Still, Herman counts Kennedy as the president whose behavior most upset her during her research because of his disrespect toward his wife. Jackie and JFK kept separate bedrooms in the White House, which wasn’t out of the ordinary for first couples. But John would sometimes have sex with his mistresses in Jackie’s bed, and did little to cover up the trysts. Instead, he would brazenly leave behind incriminating evidence, like pairs of panties, for her to discover. “It’s as if he wanted to degrade and humiliate her,” Herman says. (According to one source in Herman’s book, prior to the pair becoming betrothed, Jackie found John’s “appeal to other women tantalizing… but once she was married and once it was happening to her, it was much harder to accept.”)
The sex, of course, isn’t the problem here. It’s the infidelity — and being a meanspirited dick about it to boot. After all, sex generally makes “life a bit more pleasurable,” providing people in power “something to look forward to everyday when the weight of the world is on your shoulders.”

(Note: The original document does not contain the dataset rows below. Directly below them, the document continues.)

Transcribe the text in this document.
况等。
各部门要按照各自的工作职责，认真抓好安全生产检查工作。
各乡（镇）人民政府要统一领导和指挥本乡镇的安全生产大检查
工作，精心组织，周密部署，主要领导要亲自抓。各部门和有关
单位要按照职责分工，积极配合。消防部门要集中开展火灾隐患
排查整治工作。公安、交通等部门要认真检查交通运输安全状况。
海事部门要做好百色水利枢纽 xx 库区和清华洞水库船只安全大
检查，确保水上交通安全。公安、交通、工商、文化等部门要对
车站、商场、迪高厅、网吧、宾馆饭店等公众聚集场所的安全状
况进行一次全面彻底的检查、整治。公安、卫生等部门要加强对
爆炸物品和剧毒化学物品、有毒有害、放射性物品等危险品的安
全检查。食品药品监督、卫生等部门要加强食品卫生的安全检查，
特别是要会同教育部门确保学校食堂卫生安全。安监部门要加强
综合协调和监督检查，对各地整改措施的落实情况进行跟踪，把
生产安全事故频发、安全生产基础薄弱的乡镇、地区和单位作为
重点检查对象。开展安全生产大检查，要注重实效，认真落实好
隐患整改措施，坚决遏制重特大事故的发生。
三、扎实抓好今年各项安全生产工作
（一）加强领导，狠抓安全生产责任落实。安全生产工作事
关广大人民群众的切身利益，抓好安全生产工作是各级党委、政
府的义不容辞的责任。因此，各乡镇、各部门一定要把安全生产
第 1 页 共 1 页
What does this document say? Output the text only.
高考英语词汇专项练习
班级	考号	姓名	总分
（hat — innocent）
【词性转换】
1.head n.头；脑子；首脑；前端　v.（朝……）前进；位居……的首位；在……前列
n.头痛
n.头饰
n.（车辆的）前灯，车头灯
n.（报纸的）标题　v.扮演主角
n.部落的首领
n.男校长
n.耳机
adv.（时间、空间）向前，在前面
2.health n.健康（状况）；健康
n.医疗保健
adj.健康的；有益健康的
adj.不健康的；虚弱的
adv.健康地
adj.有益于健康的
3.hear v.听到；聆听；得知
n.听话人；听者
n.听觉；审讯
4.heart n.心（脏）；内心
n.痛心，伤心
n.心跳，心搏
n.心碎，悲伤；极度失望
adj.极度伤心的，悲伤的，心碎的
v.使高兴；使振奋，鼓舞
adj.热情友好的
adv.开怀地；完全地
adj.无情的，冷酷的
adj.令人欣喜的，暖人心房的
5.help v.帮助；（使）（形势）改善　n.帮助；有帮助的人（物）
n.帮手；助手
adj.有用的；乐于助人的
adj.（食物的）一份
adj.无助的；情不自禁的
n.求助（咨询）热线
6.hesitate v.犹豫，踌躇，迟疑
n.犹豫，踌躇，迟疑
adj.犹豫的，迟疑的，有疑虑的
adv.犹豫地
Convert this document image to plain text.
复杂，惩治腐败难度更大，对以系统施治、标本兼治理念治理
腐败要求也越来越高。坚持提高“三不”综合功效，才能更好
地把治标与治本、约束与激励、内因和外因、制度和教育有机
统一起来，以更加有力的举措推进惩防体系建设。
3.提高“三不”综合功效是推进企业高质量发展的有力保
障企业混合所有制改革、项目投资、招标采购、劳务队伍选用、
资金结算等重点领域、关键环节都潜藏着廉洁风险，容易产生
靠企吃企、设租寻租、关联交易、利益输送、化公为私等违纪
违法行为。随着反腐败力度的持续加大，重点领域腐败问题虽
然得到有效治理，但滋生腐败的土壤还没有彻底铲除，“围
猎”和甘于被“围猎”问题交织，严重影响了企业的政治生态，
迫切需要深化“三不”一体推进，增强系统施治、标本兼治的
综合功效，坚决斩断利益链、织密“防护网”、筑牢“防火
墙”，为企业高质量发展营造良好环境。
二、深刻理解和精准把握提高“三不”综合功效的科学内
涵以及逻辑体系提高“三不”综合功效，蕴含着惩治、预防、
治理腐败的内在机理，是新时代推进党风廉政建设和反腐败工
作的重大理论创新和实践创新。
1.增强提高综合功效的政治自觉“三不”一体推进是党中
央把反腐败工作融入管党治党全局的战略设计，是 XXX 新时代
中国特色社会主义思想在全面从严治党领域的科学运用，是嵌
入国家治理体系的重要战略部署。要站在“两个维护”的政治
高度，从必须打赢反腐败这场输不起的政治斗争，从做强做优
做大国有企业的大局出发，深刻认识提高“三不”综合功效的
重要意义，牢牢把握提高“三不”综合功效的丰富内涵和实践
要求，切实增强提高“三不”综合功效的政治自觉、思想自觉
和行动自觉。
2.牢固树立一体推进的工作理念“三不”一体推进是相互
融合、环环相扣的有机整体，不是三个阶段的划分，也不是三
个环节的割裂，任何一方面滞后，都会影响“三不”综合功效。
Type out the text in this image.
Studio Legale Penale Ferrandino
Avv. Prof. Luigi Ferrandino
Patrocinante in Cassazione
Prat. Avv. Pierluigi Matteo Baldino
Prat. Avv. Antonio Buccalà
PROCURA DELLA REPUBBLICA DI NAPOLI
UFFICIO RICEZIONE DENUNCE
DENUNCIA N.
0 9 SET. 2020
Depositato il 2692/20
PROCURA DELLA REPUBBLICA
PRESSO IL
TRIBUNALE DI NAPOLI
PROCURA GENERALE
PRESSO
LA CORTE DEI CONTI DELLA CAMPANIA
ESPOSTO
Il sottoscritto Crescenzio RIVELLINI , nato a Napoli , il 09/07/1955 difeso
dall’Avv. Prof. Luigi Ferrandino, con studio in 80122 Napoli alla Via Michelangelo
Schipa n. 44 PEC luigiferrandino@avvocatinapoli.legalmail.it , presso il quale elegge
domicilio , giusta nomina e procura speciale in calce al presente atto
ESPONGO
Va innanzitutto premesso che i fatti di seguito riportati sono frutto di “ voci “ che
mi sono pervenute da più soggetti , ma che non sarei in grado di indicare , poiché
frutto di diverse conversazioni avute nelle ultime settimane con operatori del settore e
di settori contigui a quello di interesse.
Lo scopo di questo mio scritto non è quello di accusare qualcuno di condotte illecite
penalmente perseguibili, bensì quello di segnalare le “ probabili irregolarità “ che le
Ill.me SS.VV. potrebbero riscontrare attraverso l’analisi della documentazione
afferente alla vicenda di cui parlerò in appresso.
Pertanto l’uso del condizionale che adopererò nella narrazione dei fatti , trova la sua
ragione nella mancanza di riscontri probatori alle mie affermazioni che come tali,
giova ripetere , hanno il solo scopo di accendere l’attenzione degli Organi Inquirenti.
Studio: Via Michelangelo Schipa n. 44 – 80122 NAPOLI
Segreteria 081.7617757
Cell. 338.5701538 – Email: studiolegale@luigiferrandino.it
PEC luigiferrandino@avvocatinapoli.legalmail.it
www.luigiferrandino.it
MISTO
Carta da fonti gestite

Given this context, perhaps more Americans would be forgiving of our leaders if they just came clean about sexual improprieties like cheating instead of lying about it. Better still would be politicians who have figured out how to have healthier sex lives with their long-term partners and who are willing to communicate that fact with the larger public — it might make them wife-guy-in-chief, but it also sends the still-very-much-needed message that sex isn’t something you should be ashamed of (or lose your job over). “When you look back on the history of all these men and their stories, the best thing for them to do is to just tell the truth,” Herman says.
After all, as Clinton found out, in this puritanical land of ours, being a presidential fuccboi can definitely be an impeachable offense.